France’s first Fête de la Gastronomie was held on September 23. Among the events at the festival were presentations on and tastings of cheese, chocolate, tea, beer, and coffee.
I wrote about the beer tasting in an earlier blog. In this article, I present my experience at one of the two coffee presentations that I attended. Both were given by Comptoirs Richard, a purveyor of fresh-roasted coffee with seven shops in Paris.

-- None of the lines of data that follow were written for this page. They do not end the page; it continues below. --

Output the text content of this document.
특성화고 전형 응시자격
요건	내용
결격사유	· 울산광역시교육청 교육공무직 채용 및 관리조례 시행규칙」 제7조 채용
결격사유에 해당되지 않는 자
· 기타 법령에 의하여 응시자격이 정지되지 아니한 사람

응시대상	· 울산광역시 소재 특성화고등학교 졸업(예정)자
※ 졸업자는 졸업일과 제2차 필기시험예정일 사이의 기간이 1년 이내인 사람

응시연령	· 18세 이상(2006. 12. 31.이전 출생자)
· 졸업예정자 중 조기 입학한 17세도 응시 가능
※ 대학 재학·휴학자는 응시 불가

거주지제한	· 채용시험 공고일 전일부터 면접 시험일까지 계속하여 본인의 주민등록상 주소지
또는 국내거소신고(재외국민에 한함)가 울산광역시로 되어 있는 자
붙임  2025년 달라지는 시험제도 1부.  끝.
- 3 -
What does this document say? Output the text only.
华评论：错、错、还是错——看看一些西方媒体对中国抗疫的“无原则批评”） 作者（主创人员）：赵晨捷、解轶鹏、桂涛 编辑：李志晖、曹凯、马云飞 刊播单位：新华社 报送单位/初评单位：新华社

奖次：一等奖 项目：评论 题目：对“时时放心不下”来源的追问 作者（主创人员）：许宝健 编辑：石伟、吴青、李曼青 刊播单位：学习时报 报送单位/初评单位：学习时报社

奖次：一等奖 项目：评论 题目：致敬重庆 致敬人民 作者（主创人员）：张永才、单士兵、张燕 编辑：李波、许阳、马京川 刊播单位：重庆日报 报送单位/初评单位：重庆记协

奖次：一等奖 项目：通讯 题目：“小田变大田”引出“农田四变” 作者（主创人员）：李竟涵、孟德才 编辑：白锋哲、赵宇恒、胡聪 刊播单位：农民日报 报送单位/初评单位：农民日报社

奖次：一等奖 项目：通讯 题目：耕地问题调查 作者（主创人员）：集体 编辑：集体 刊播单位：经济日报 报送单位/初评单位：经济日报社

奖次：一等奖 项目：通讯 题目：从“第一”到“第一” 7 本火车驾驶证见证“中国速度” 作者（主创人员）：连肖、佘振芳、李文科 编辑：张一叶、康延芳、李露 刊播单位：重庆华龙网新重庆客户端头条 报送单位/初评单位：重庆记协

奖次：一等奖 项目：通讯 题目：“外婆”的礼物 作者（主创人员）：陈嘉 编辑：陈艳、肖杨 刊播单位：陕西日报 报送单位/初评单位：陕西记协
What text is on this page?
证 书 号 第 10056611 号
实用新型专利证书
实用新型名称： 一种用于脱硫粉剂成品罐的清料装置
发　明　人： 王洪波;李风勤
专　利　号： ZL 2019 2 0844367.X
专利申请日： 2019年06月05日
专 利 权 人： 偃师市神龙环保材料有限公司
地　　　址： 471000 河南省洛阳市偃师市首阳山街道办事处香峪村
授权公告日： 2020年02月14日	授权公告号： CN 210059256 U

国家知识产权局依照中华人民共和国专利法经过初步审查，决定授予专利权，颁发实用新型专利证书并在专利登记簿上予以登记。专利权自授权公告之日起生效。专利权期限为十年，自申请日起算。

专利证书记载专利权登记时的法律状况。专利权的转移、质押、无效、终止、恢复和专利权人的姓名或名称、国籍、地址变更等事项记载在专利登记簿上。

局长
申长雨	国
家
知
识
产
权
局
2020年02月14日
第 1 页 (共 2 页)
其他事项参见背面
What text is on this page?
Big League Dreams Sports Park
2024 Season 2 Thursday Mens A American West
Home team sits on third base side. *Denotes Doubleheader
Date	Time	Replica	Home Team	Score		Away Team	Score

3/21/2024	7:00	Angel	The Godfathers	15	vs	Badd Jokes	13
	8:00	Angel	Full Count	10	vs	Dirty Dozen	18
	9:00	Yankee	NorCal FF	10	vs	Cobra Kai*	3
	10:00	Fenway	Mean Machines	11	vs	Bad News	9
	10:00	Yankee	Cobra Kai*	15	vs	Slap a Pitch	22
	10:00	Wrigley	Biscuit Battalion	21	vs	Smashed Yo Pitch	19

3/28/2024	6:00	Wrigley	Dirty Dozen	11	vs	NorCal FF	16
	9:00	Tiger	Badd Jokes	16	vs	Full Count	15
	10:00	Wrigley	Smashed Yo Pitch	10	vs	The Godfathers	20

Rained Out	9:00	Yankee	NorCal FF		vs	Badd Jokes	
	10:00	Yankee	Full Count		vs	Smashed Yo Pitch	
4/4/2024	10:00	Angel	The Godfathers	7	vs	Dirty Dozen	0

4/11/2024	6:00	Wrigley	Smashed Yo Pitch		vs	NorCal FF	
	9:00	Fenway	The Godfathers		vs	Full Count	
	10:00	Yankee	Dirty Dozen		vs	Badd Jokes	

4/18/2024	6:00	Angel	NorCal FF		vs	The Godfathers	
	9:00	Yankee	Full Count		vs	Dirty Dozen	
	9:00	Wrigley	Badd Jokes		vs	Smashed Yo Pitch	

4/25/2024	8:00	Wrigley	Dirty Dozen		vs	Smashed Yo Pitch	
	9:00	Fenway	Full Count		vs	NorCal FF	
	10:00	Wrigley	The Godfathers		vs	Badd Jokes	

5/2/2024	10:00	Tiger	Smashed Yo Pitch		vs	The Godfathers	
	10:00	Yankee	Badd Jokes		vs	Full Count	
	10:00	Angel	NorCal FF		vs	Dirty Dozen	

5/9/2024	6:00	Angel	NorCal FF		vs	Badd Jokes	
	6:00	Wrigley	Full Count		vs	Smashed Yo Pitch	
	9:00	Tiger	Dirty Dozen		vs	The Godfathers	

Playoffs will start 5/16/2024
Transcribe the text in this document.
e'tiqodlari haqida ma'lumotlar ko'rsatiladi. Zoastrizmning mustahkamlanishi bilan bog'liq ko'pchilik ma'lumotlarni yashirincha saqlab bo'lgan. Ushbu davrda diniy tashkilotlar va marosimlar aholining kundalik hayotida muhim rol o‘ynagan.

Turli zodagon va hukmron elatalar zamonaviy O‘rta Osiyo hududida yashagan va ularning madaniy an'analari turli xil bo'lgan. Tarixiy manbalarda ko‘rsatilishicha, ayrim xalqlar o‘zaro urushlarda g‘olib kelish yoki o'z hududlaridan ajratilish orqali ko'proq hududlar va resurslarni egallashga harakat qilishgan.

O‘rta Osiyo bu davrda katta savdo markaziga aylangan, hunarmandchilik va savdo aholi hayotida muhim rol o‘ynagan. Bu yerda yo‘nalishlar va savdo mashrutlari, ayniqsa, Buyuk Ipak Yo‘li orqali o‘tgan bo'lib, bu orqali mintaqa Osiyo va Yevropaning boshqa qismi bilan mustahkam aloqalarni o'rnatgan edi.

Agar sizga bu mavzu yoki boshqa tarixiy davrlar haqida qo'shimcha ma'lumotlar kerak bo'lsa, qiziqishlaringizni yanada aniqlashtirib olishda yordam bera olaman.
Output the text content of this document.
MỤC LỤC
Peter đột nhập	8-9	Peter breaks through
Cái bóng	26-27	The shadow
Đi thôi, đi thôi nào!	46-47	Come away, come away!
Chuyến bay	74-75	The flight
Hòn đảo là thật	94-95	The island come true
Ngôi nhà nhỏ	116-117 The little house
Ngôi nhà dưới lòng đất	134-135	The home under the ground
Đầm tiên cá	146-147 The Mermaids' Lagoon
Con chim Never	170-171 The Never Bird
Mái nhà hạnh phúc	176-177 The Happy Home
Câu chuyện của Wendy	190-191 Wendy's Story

On the morning of the 23rd of September I went to the shop at 73, rue Lecourbe, located in the 15th arrondissement. There, I saw Yoann Linares load a 4kg batch of Guatemala Antigua coffee into his SASA SAMIAC coffee roaster. While the drum turned, Linares explained that when green coffee beans are received from the distributor, they contain about 12% to 15% humidity. It is the humidity in the beans during the roasting process that causes them to expand (they double in volume) and “crack” (make a cracking sound). The escaping hot water transforms the sugar and acids in the beans into aroma, a process called the Maillard reaction (named after the French chemist Louis-Camille Maillard, who discovered the phenomenon).
Coffee roasting requires roughly twenty minutes, but that is only an estimate. During the process, Linares checks the quality of the roast by means of a scoop that catches the beans as they tumble in the drum. He withdraws the scoop and inspects the coffee. He explained to me that coffee will crack three times during the roasting process. For his coffee, he stops the roast after the second crack.
After he determined that the roast was about ready, he turned off the heat and let the drum turn awhile. Then he opened a chute, allowing the hot beans to spill onto a cooling tray. Blades in the tray churned the coffee while a fan underneath forced cool air through the beans. The coffee was almost finished! He let the beans cool down and then placed them in a special bag with a valve that allows gasses to escape. After resting 24 to 48 hours, the coffee will be ready to sell to customers.
Linares showed me one of the roasted beans and pointed out the caramel-colored stripe that runs down the middle. This is a membrane (called, I believe, chaff or silverskin), and if the coffee is roasted correctly, the membrane has a golden color.
Linares broke open a bean and showed me the interior. I could see the golden membrane wrapped within.
At the end of the roasting demonstration, Linares showed me a scoop of green beans next to a scoop of the roasted ones.
I left the shop impressed by the careful attention that Comptoirs Richard gives to its coffee. It is especially notable that the coffee is roasted in small batches, a process that distinguishes it as a quality artisanal product.
As I was leaving, Linares mentioned that if I would look up at the façade next door, I would see the name of the original owner: J. Ladoux. It seems that one of the heirs of the Richard coffee company married a daughter of the Ladoux family (the owners of the Ladoux coffee company), thereby fusing the two companies into one. It was a matrimonial alliance worthy of royalty!